意外的结果将十进制数转换为二进制

Question

# include <iostream>
# include <cmath>
using namespace std;
int main()
{

    int p;
    int n;
    int q;
    cin>>n;
    int r;
    r=0;
    for (int i=0,n; n>1; i=i+1,n=n/2)
    {

    p=n%2;
    q= p*(pow(10,i));
    r=r + q;
}

cout<<r;
system("pause");
return 0;
}

I am not supposed to use arrays. It compiles fine but when executed and a number is entered, it doesn't produce the desired results.
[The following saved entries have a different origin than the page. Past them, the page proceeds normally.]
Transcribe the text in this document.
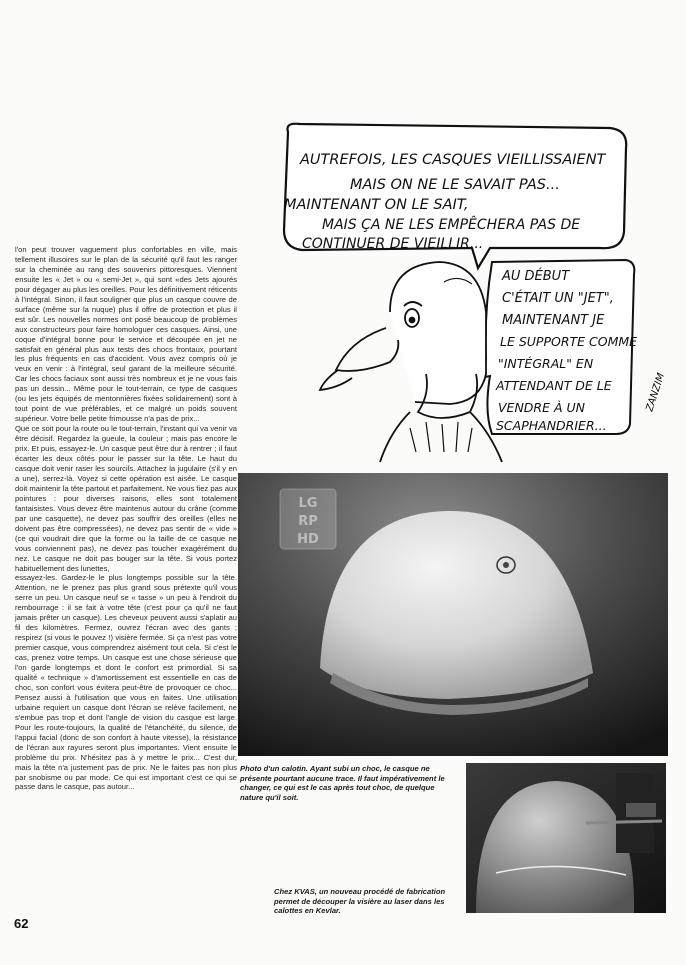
l'on peut trouver vaguement plus confortables en ville, mais tellement illusoires sur le plan de la sécurité qu'il faut les ranger sur la cheminée au rang des souvenirs pittoresques. Viennent ensuite les « Jet » ou « semi-Jet », qui sont «des Jets ajourés pour dégager au plus les oreilles. Pour les définitivement réticents à l'intégral. Sinon, il faut souligner que plus un casque couvre de surface (même sur la nuque) plus il offre de protection et plus il est sûr. Les nouvelles normes ont posé beaucoup de problèmes aux constructeurs pour faire homologuer ces casques. Ainsi, une coque d'intégral bonne pour le service et découpée en jet ne satisfait en général plus aux tests des chocs frontaux, pourtant les plus fréquents en cas d'accident. Vous avez compris où je veux en venir : à l'intégral, seul garant de la meilleure sécurité. Car les chocs faciaux sont aussi très nombreux et je ne vous fais pas un dessin... Même pour le tout-terrain, ce type de casques (ou les jets équipés de mentonnières fixées solidairement) sont à tout point de vue préférables, et ce malgré un poids souvent supérieur. Votre belle petite frimousse n'a pas de prix...
Que ce soit pour la route ou le tout-terrain, l'instant qui va venir va être décisif. Regardez la gueule, la couleur ; mais pas encore le prix. Et puis, essayez-le. Un casque peut être dur à rentrer ; il faut écarter les deux côtés pour le passer sur la tête. Le haut du casque doit venir raser les sourcils. Attachez la jugulaire (s'il y en a une), serrez-là. Voyez si cette opération est aisée. Le casque doit maintenir la tête partout et parfaitement. Ne vous fiez pas aux pointures : pour diverses raisons, elles sont totalement fantaisistes. Vous devez être maintenus autour du crâne (comme par une casquette), ne devez pas souffrir des oreilles (elles ne doivent pas être compressées), ne devez pas sentir de « vide » (ce qui voudrait dire que la forme ou la taille de ce casque ne vous conviennent pas), ne devez pas toucher exagérément du nez. Le casque ne doit pas bouger sur la tête. Si vous portez habituellement des lunettes,
essayez-les. Gardez-le le plus longtemps possible sur la tête. Attention, ne le prenez pas plus grand sous prétexte qu'il vous serre un peu. Un casque neuf se « tasse » un peu à l'endroit du rembourrage : il se fait à votre tête (c'est pour ça qu'il ne faut jamais prêter un casque). Les cheveux peuvent aussi s'aplatir au fil des kilomètres. Fermez, ouvrez l'écran avec des gants ; respirez (si vous le pouvez !) visière fermée. Si ça n'est pas votre premier casque, vous comprendrez aisément tout cela. Si c'est le cas, prenez votre temps. Un casque est une chose sérieuse que l'on garde longtemps et dont le confort est primordial. Si sa qualité « technique » d'amortissement est essentielle en cas de choc, son confort vous évitera peut-être de provoquer ce choc... Pensez aussi à l'utilisation que vous en faites. Une utilisation urbaine requiert un casque dont l'écran se relève facilement, ne s'embue pas trop et dont l'angle de vision du casque est large. Pour les route-toujours, la qualité de l'étanchéité, du silence, de l'appui facial (donc de son confort à haute vitesse), la résistance de l'écran aux rayures seront plus importantes. Vient ensuite le problème du prix. N'hésitez pas à y mettre le prix... C'est dur, mais la tête n'a justement pas de prix. Ne le faites pas non plus par snobisme ou par mode. Ce qui est important c'est ce qui se passe dans le casque, pas autour...
62
AUTREFOIS, LES CASQUES VIEILLISSAIENT
MAIS ON NE LE SAVAIT PAS...
MAINTENANT ON LE SAIT,
MAIS ÇA NE LES EMPÊCHERA PAS DE
CONTINUER DE VIEILLIR...
AU DÉBUT
C'ÉTAIT UN "JET",
MAINTENANT JE
LE SUPPORTE COMME
"INTÉGRAL" EN
ATTENDANT DE LE
VENDRE À UN
SCAPHANDRIER...
ZANZIM
LG
RP
HD
Photo d'un calotin. Ayant subi un choc, le casque ne présente pourtant aucune trace. Il faut impérativement le changer, ce qui est le cas après tout choc, de quelque nature qu'il soit.
Chez KVAS, un nouveau procédé de fabrication permet de découper la visière au laser dans les calottes en Kevlar.
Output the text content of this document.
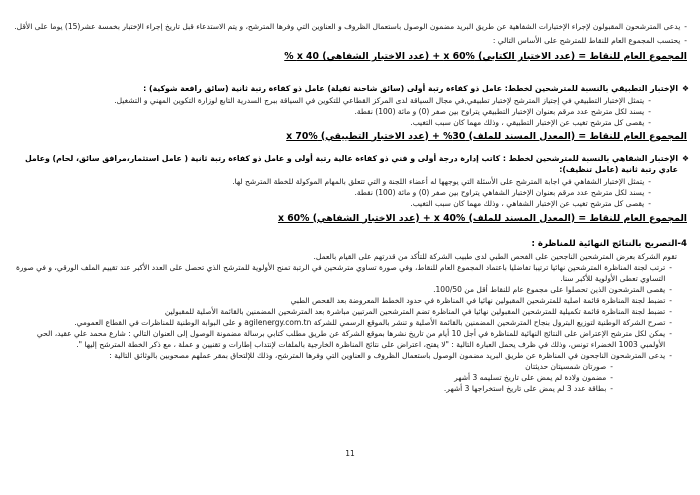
-
يدعى المترشحون المقبولون لإجراء الإختبارات الشفاهية عن طريق البريد مضمون الوصول باستعمال الظروف و العناوين التي وفرها المترشح، و يتم الاستدعاء قبل تاريخ إجراء الإختبار بخمسة عشر(15) يوما على الأقل.
-
يحتسب المجموع العام للنقاط للمترشح على الأساس التالي :
المجموع العام للنقاط = (عدد الاختبار الكتابي) x 60% + (عدد الاختبار الشفاهي) x 40 %
❖
الإختبار التطبيقي بالنسبة للمترشحين لخطط: عامل ذو كفاءة رتبة أولى (سائق شاحنة ثقيلة) عامل ذو كفاءة رتبة ثانية (سائق رافعة شوكية) :
-
يتمثل الإختبار التطبيقي في إجتياز المترشح لإختبار تطبيقي,في مجال السياقة لدى المركز القطاعي للتكوين في السياقة ببرج السدرية التابع لوزارة التكوين المهني و التشغيل.
-
يسند لكل مترشح عدد مرقم بعنوان الإختبار التطبيقي يتراوح بين صفر (0) و مائة (100) نقطة.
-
يقصى كل مترشح تغيب عن الإختبار التطبيقي ، وذلك مهما كان سبب التغيب.
المجموع العام للنقاط = (المعدل المسند للملف) 30% + (عدد الاختبار التطبيقي) x 70%
❖
الإختبار الشفاهي بالنسبة للمترشحين لخطط : كاتب إدارة درجة أولى و فني ذو كفاءة عالية رتبة أولى و عامل ذو كفاءة رتبة ثانية ( عامل استثمار،مرافق سائق، لحام) وعامل عادي رتبة ثانية (عامل تنظيف):
-
يتمثل الإختبار الشفاهي في اجابة المترشح على الأسئلة التي يوجهها له أعضاء اللجنة و التي تتعلق بالمهام الموكولة للخطة المترشح لها.
-
يسند لكل مترشح عدد مرقم بعنوان الإختبار الشفاهي يتراوح بين صفر (0) و مائة (100) نقطة.
-
يقصى كل مترشح تغيب عن الإختبار الشفاهي ، وذلك مهما كان سبب التغيب.
المجموع العام للنقاط = (المعدل المسند للملف) x 40% + (عدد الاختبار الشفاهي) x 60%
4-التصريح بالنتائج النهائية للمناظرة :
تقوم الشركة بعرض المترشحين الناجحين على الفحص الطبي لدى طبيب الشركة للتأكد من قدرتهم على القيام بالعمل.
-
ترتب لجنة المناظرة المترشحين نهائيا ترتيبا تفاضليا باعتماد المجموع العام للنقاط، وفي صورة تساوي مترشحين في الرتبة تمنح الأولوية للمترشح الذي تحصل على العدد الأكبر عند تقييم الملف الورقي، و في صورة التساوي تعطى الأولوية للأكبر سنا.
-
يقصى المترشحون الذين تحصلوا على مجموع عام للنقاط أقل من 100/50.
-
تضبط لجنة المناظرة قائمة اصلية للمترشحين المقبولين نهائيا في المناظرة في حدود الخطط المعروضة بعد الفحص الطبي
-
تضبط لجنة المناظرة قائمة تكميلية للمترشحين المقبولين نهائيا في المناظرة تضم المترشحين المرتبين مباشرة بعد المترشحين المضمنين بالقائمة الأصلية للمقبولين
-
تصرح الشركة الوطنية لتوزيع البترول بنجاح المترشحين المضمنين بالقائمة الأصلية و تنشر بالموقع الرسمي للشركة agilenergy.com.tn و على البوابة الوطنية للمناظرات في القطاع العمومي.
-
يمكن لكل مترشح الإعتراض على النتائج النهائية للمناظرة في أجل 10 أيام من تاريخ نشرها بموقع الشركة عن طريق مطلب كتابي برسالة مضمونة الوصول إلى العنوان التالي : شارع محمد علي عقيد، الحي الأولمبي 1003 الخضراء تونس، وذلك في ظرف يحمل العبارة التالية : "لا يفتح، اعتراض على نتائج المناظرة الخارجية بالملفات لإنتداب إطارات و تقنيين و عملة ، مع ذكر الخطة المترشح إليها ".
-
يدعى المترشحون الناجحون في المناظرة عن طريق البريد مضمون الوصول باستعمال الظروف و العناوين التي وفرها المترشح، وذلك للإلتحاق بمقر عملهم مصحوبين بالوثائق التالية :
-
صورتان شمسيتان حديثتان
-
مضمون ولادة لم يمض على تاريخ تسليمه 3 أشهر
-
بطاقة عدد 3 لم يمض على تاريخ استخراجها 3 أشهر.
11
For instance, when 22 is entered, it gives -2147483648 whereas the desired output would be 10110.

Answer 1

your way is limited and not effient in converting to binary

you should use string it's more helpful and the range is big enough for any number

this is my code for decimal-to-binary

#include<iostream>
#include<string>
#include<stack>

using namespace std;

int main()
{
   long long n;
   string s,bin;
   stack<string> res;

   cin>>n;
   while(n>0)
   {
     if(n%2==0)
         s='0';
     else
         s='1';
     res.push(s);
     n=n/2;
   }
   while(!res.empty())
   {
     bin=bin+res.top();
     res.pop();
   }
   cout<<bin<<endl;

return 0;
}

I hope it will help you.

Answer 2

int i=0,n;

should be

int i=0;

I don't know what you thought you were doing there, but what you are actually doing is declaring another variable n . Because the second n variable doesn't have a value the rest of the code doesn't work.

That's not the only problem with your code, but I'm sure you can figure out the rest.